Der geschäftsführende Direktor von B'Tselem, Yuli Novak, sagte gegenüber Christiane Amanpour von CNN diesen Monat, dass Sde Teiman „nur die Spitze des Eisbergs“ der Misshandlung palästinensischer Gefangener durch Israel sei. Er fügte hinzu, dass die Misshandlung „organisiert und systematisch“ sei und sich nach dem 7. Oktober nur noch verschlimmert habe.

Salem sagte, in der zweiten Einrichtung, in der er festgehalten wurde, seien zusammen mit ihm etwa 150 weitere Häftlinge inhaftiert gewesen.

Am Tag seiner Freilassung wurde Salem von der israelischen Armee an die Grenze zu Gaza gebracht, aber man teilte ihm mit, dass er nicht in sein Haus in Jabalya im Norden Gazas zurückkehren könne.
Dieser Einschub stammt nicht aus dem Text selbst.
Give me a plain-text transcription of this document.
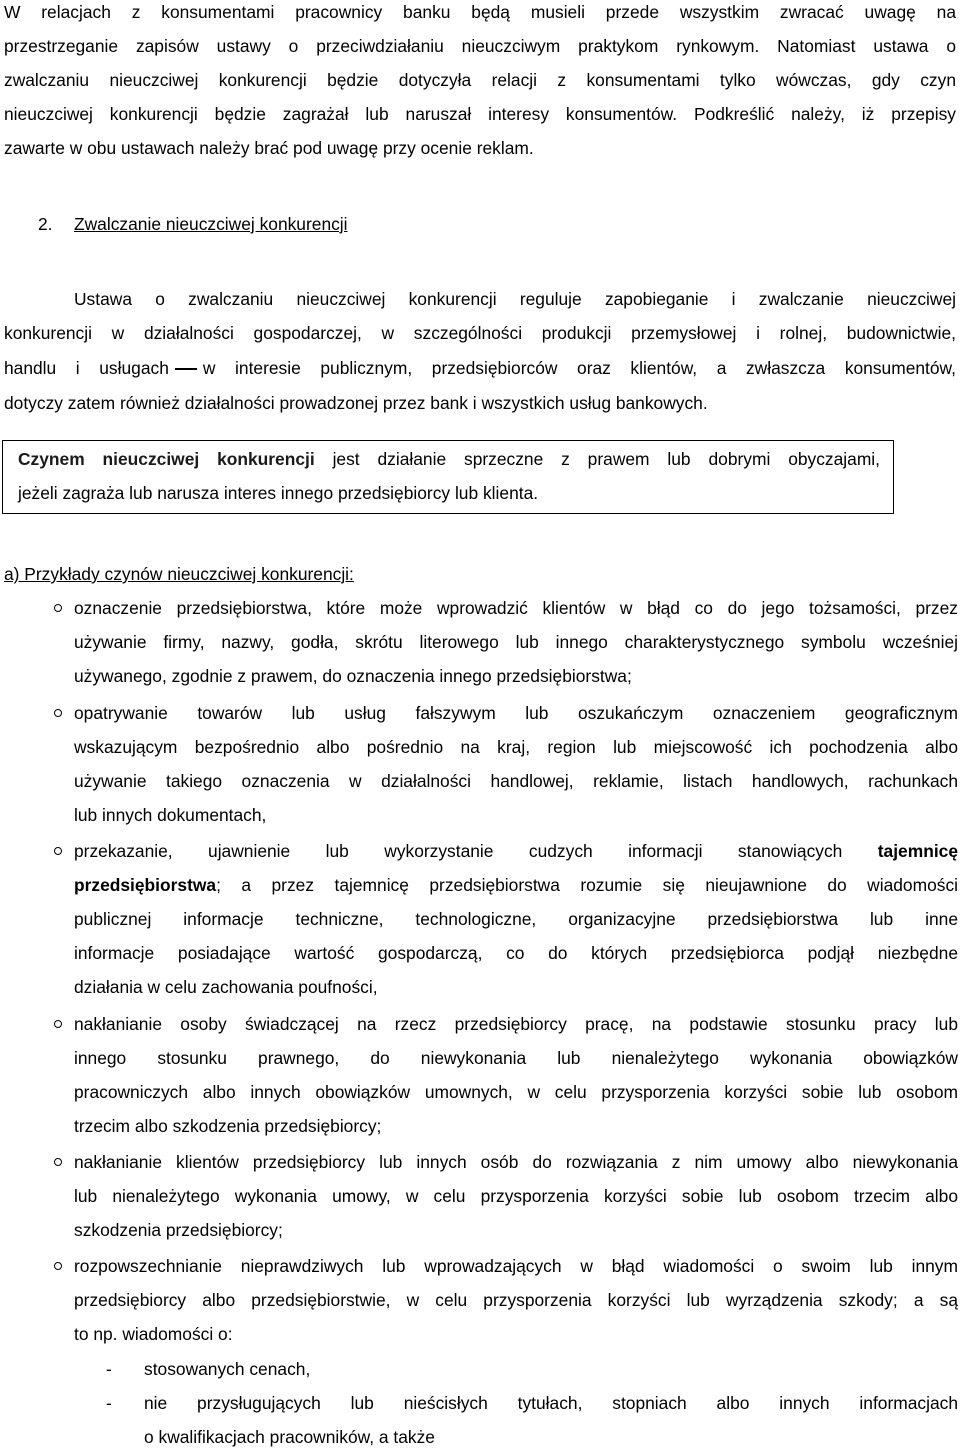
W relacjach z konsumentami pracownicy banku będą musieli przede wszystkim zwracać uwagę na

przestrzeganie zapisów ustawy o przeciwdziałaniu nieuczciwym praktykom rynkowym. Natomiast ustawa o

zwalczaniu nieuczciwej konkurencji będzie dotyczyła relacji z konsumentami tylko wówczas, gdy czyn

nieuczciwej konkurencji będzie zagrażał lub naruszał interesy konsumentów. Podkreślić należy, iż przepisy

zawarte w obu ustawach należy brać pod uwagę przy ocenie reklam.

2. Zwalczanie nieuczciwej konkurencji

Ustawa o zwalczaniu nieuczciwej konkurencji reguluje zapobieganie i zwalczanie nieuczciwej

konkurencji w działalności gospodarczej, w szczególności produkcji przemysłowej i rolnej, budownictwie,

handlu i usługach w interesie publicznym, przedsiębiorców oraz klientów, a zwłaszcza konsumentów,

dotyczy zatem również działalności prowadzonej przez bank i wszystkich usług bankowych.

Czynem nieuczciwej konkurencji jest działanie sprzeczne z prawem lub dobrymi obyczajami,

jeżeli zagraża lub narusza interes innego przedsiębiorcy lub klienta.

a) Przykłady czynów nieuczciwej konkurencji:

oznaczenie przedsiębiorstwa, które może wprowadzić klientów w błąd co do jego tożsamości, przez

używanie firmy, nazwy, godła, skrótu literowego lub innego charakterystycznego symbolu wcześniej

używanego, zgodnie z prawem, do oznaczenia innego przedsiębiorstwa;

opatrywanie towarów lub usług fałszywym lub oszukańczym oznaczeniem geograficznym

wskazującym bezpośrednio albo pośrednio na kraj, region lub miejscowość ich pochodzenia albo

używanie takiego oznaczenia w działalności handlowej, reklamie, listach handlowych, rachunkach

lub innych dokumentach,

przekazanie, ujawnienie lub wykorzystanie cudzych informacji stanowiących tajemnicę

przedsiębiorstwa; a przez tajemnicę przedsiębiorstwa rozumie się nieujawnione do wiadomości

publicznej informacje techniczne, technologiczne, organizacyjne przedsiębiorstwa lub inne

informacje posiadające wartość gospodarczą, co do których przedsiębiorca podjął niezbędne

działania w celu zachowania poufności,

nakłanianie osoby świadczącej na rzecz przedsiębiorcy pracę, na podstawie stosunku pracy lub

innego stosunku prawnego, do niewykonania lub nienależytego wykonania obowiązków

pracowniczych albo innych obowiązków umownych, w celu przysporzenia korzyści sobie lub osobom

trzecim albo szkodzenia przedsiębiorcy;

nakłanianie klientów przedsiębiorcy lub innych osób do rozwiązania z nim umowy albo niewykonania

lub nienależytego wykonania umowy, w celu przysporzenia korzyści sobie lub osobom trzecim albo

szkodzenia przedsiębiorcy;

rozpowszechnianie nieprawdziwych lub wprowadzających w błąd wiadomości o swoim lub innym

przedsiębiorcy albo przedsiębiorstwie, w celu przysporzenia korzyści lub wyrządzenia szkody; a są

to np. wiadomości o:

- stosowanych cenach,

- nie przysługujących lub nieścisłych tytułach, stopniach albo innych informacjach

o kwalifikacjach pracowników, a także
Er lebt jetzt in einem Flüchtlingslager in Khan Younis im Süden Gazas.

Er sagte, er sei während seiner Tortur zwischen Gefangenenzelten und Flüchtlingszelten umgezogen, und die Erinnerungen an die Misshandlungen, die er erlebt habe, verfolgen ihn noch immer.

„Man setzt seinen Körper männlichen und weiblichen Soldaten aus, die einen belästigen und mit Gegenständen an den empfindlichen Stellen berühren“, sagte er gegenüber CNN. „Sie schlagen einem auf den Hintern, ziehen einen an den Haaren, beschimpfen einen mit Schimpfwörtern … das ist erniedrigend.“

Er ist noch immer nicht mit seiner Frau und seinen Kindern vereint, die im Norden Gazas leben, und kann nur telefonisch mit ihnen kommunizieren. Zwei seiner Kinder müssen wegen Verletzungen, die sie bei dem israelischen Luftangriff erlitten haben, operiert werden, sagte er.